By Chioma Obinna
With Africa needing over US$30 billion to close the infrastructure deficit and in the light of dwindling Government expenditure on Healthcare, experts say it has become imperative that the private sector gets involved in closing these gaps.
Meanwhile, a Medical Credit Fund Nigeria has been introduced by PharmAcess Foundation to ensure quick access to bank loans by health professionals and owners of health businesses.
The experts who spoke in Lagos also lamented poor health financing in the country, adding that high out -of -pocket payments have marred health care delivery service in Nigeria and amounts to 90 percent in West Africa.
In his lecture entitled, “Healthcare Financing in Nigeria: Prospects and Challenges”, a Health Financial Specialist, Health in Africa Initiative International Finance Corporation, World Bank Group, Dr. Olamide Okulaja noted that Sub-Saharan Africa accounts for 11 percent of the world’s population, yet bears 24 percent of the global disease burden and commands less than one percent of global health expenditure.
Quoting a figure from McKinsey & Company, Okulaja said available estimates show that over the next decade, $25–$30 billion in new investment will be needed in health care assets, including hospitals, clinics, and distribution warehouses, to meet the growing health care demands of Sub-Saharan Africa.
Okulaja who spoke at a function by PharmAccess Foundation and partners to strengthen healthcare businesses regretted that of total health expenditure of $16.7 billion in 2005, roughly 60 percent in Africa, were predominantly out-of-pocket payments by individuals.
Noting that health systems in Africa are caught in a vicious circle between lack of demand and supply, he stressed the need to focus on creating virtuous circle towards system transformation through Public Private Partnerships, PPPs.
“Leveraging the efficiency of the private sector will improve supply chain management of much needed healthcare commodities. Private sector investments in local regional manufacturing of Healthcare commodities can ultimately lead to reduced stock outs and costs. This will also lead to increased employment opportunities in Healthcare,” he affirmed.
Lamenting attitude of health practitioners and health business owners towards Bank loans, Country Director for PharmAccess Foundation, Mrs. Njide Ndili disclosed that a Medical Credit Fund, MCF, has been introduced by PharmAccess Foundation to ensure quick access to Bank loans by health professionals and owners of health businesses.

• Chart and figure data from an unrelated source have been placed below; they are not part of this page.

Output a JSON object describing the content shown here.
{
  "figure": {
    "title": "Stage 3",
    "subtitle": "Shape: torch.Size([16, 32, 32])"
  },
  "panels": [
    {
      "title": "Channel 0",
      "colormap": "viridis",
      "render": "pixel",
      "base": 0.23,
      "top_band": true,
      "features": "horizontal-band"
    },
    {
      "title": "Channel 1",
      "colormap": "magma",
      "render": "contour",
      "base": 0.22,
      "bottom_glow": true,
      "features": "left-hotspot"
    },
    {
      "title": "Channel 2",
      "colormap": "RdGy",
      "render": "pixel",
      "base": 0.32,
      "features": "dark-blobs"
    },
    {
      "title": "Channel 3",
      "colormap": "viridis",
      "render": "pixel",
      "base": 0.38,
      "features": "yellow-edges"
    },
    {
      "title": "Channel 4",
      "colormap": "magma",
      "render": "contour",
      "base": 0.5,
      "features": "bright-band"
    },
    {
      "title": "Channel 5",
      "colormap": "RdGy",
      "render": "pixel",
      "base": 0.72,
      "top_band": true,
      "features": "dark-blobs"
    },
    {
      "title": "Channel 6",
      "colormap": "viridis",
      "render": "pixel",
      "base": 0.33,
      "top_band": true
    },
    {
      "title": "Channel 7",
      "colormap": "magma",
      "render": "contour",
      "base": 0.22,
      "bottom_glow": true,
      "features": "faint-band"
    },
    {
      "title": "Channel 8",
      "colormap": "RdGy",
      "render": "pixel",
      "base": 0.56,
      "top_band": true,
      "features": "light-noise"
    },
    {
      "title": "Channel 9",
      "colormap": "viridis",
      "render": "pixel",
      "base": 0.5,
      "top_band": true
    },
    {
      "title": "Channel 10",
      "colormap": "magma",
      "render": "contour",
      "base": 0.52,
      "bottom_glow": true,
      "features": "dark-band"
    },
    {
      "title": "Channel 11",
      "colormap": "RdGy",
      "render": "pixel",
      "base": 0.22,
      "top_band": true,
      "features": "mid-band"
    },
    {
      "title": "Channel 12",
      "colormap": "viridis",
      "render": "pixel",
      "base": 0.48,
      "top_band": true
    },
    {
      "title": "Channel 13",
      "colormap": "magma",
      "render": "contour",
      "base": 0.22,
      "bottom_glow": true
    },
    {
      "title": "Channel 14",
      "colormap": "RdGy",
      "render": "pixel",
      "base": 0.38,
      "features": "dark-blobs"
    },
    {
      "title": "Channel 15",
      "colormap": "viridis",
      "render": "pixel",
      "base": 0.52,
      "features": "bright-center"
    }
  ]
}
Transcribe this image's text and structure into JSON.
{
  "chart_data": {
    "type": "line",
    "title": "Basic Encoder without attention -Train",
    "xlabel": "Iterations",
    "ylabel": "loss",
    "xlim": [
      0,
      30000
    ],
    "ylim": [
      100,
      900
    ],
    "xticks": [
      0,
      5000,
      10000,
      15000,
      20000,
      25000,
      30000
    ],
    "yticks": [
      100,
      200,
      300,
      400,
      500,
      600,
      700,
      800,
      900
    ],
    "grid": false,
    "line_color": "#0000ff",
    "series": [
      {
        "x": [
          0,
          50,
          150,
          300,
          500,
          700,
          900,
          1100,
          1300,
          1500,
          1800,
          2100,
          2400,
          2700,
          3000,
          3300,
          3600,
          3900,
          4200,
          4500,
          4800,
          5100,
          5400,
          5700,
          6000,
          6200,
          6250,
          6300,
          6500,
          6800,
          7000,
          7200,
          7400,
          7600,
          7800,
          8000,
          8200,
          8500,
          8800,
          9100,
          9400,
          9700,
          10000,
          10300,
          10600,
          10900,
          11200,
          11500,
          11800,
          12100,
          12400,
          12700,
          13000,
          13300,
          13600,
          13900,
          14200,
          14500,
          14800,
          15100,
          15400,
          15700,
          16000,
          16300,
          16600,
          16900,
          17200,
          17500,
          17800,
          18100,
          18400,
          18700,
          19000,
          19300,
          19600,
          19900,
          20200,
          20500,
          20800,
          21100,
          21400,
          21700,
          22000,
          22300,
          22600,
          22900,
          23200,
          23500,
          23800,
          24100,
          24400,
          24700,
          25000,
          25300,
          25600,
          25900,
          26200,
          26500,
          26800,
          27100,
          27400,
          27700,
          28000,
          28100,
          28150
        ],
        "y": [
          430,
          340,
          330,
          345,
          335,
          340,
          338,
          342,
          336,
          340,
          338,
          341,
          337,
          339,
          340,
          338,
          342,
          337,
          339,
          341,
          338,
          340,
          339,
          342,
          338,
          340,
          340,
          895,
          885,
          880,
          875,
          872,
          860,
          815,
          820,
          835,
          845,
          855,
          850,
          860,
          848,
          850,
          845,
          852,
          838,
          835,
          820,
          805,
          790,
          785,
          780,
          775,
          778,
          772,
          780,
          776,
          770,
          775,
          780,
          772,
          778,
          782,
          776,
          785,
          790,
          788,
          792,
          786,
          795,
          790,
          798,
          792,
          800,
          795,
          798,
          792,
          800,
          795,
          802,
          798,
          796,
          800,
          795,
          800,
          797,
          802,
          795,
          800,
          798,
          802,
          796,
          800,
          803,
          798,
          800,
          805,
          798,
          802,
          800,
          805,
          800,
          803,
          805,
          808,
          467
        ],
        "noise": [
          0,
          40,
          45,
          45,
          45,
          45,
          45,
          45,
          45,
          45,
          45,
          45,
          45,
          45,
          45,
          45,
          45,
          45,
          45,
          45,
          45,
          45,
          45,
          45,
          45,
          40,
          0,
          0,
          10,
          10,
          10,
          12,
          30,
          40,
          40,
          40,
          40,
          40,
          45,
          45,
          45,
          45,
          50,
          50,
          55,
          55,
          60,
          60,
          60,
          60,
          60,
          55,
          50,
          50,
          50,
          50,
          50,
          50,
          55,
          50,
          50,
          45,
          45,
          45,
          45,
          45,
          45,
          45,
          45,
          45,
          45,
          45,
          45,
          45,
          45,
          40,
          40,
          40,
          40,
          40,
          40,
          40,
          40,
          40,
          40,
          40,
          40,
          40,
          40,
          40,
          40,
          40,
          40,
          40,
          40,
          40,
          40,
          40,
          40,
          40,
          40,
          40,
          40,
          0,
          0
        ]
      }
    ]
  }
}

Ndili explained that the workshop was organised to introduce and showcase the Medical Credit Fund established by PharmAccess, for onward lend financing to healthcare.
“We are also building capacity of healthcare owners, medical practitioners who may be interested in borrowing money or who need money to expand their businesses or facilities.
“The workshop would provide them an opportunity to be better equipped and have enough information to get resources to expand quality improvement initiative within their facilities.”
Ndili explained that under the scheme, the practitioners would be given a special rate by their Bank partners unlike what they would have gotten in the commercial setting.
She disclosed that under the scheme, they have been able to give out over 16 million dollar loans in Africa, adding that, the repayment rate is put at 96 percent.
She said healthcare financing in Nigeria is still at its minimal level, adding that a lot of Banks have wrong impression about healthcare business and they are unable to give loans to them.